Bien que cette Conférence ait souligné la nécessité d’informer
le plus systématiquement possible les fidèles de chaque Église orthodoxe
locale, afin que l’orthodoxie puisse avancer « avec une largeur d’esprit et de
cœur, sur le chemin de la réalisation commune – dans l’acribie (exactitude) et
en même temps dans la fidélité à l’esprit et à la lettre de la décision du Ier
Concile œcuménique – vers une célébration commune de la plus grande fête
chrétienne », jusqu’à présent on ne peut pas parler de l’existence d’un
consensus pour avancer vers ce but.
Même si dans de nombreuses Églises orthodoxes autocéphales il
y a une prise de conscience de la nécessité d’identifier une solution pour la
célébration commune de la Pâque, pour tous les chrétiens, il est évident qu’il
faut faire preuve de beaucoup d’équilibre et de patience, afin de ne pas
risquer d’adopter une solution au niveau interchrétien – fût-elle accompagnée
d’arguments scientifiques irrévocables – qui provoquerait des divisions et des
schismes plus profonds encore que ceux que nous connaissons actuellement.
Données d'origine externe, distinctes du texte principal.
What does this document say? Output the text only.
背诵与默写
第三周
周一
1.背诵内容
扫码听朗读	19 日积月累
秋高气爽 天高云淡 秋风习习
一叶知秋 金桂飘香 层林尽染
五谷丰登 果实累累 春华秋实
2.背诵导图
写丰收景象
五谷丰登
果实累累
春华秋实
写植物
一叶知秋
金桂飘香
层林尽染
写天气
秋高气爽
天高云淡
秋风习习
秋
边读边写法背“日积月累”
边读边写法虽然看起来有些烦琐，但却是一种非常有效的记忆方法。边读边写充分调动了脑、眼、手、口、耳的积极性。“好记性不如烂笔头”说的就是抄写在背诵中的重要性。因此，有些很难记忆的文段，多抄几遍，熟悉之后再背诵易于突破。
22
Les témoignages canoniques relatifs à cette question (le
premier canon d’Antioche et le septième canon apostolique) soulignent
l’importance de préserver l’unité concernant la célébration pascale,
conformément aux canons établis lors du premier Concile Œcuménique. En même
temps, les canons 34 et 51 du Concile de Cartage montrent que l’établissement
de la date de Pâques est un problème qui concerne toute l’Église et que pour
cette raison la date de Pâques doit être établie dans un cadre synodal.
Malheureusement, le retrait de la question du calendrier de l’ordre du jour du
Saint et Grand Synode de l’Église orthodoxe a prouvé le fait que, pour le
moment, il n’est pas possible de parvenir sur ce point à un consensus
raisonnable.
À l’heure actuelle, les Églises orthodoxes assument le
principe établi lors de la Conférence Panorthodoxe de Moscou de 1948 où une
solution de compromis a été adoptée en vue de maintenir l’unité. Il fut alors
décidé que toutes les Églises orthodoxes célébreraient la Pâque à la même date,
le dimanche, mais pas en même temps que la Pâque juive, conformément à la
manière alexandrine du calcul de la date de Pâques qui répond dans une large
mesure aux exigences de l’Église.
Il est encourageant de constater que certaines Églises
autocéphales ont avancé vers une compréhension plus profonde de cette question
et aient participé à plusieurs réunions qui abordèrent la question de la
célébration commune de Pâques : l’une s’est tenue en 1997 à Alppo sous l’égide
du Conseil Œcuménique des Églises et du Conseil des Églises du Moyen-Orient et
eut une importance majeure. À cette occasion, la situation est parvenue à la
reconnaissance des différences entre les calendriers julien et grégorien par
rapport aux dates astronomiques, et il a été jugé nécessaire de maintenir la
norme de Nicée selon laquelle la sainte Pâque devait se tenir le premier
dimanche après la pleine lune après l’équinoxe de printemps. Il a également été
proposé de calculer les données astronomiques, l’équinoxe de printemps et la
pleine lune, sur une base scientifique, en prenant comme point de référence le
méridien de Jérusalem (lieu de la crucifixion du Seigneur Jésus Christ). À
cette occasion, une deuxième recommandation a été faite, exhortant les Églises
à se pencher sur la question du calendrier pendant une certaine période, afin
de prendre une décision au moment opportun, compte tenu des principes proposés.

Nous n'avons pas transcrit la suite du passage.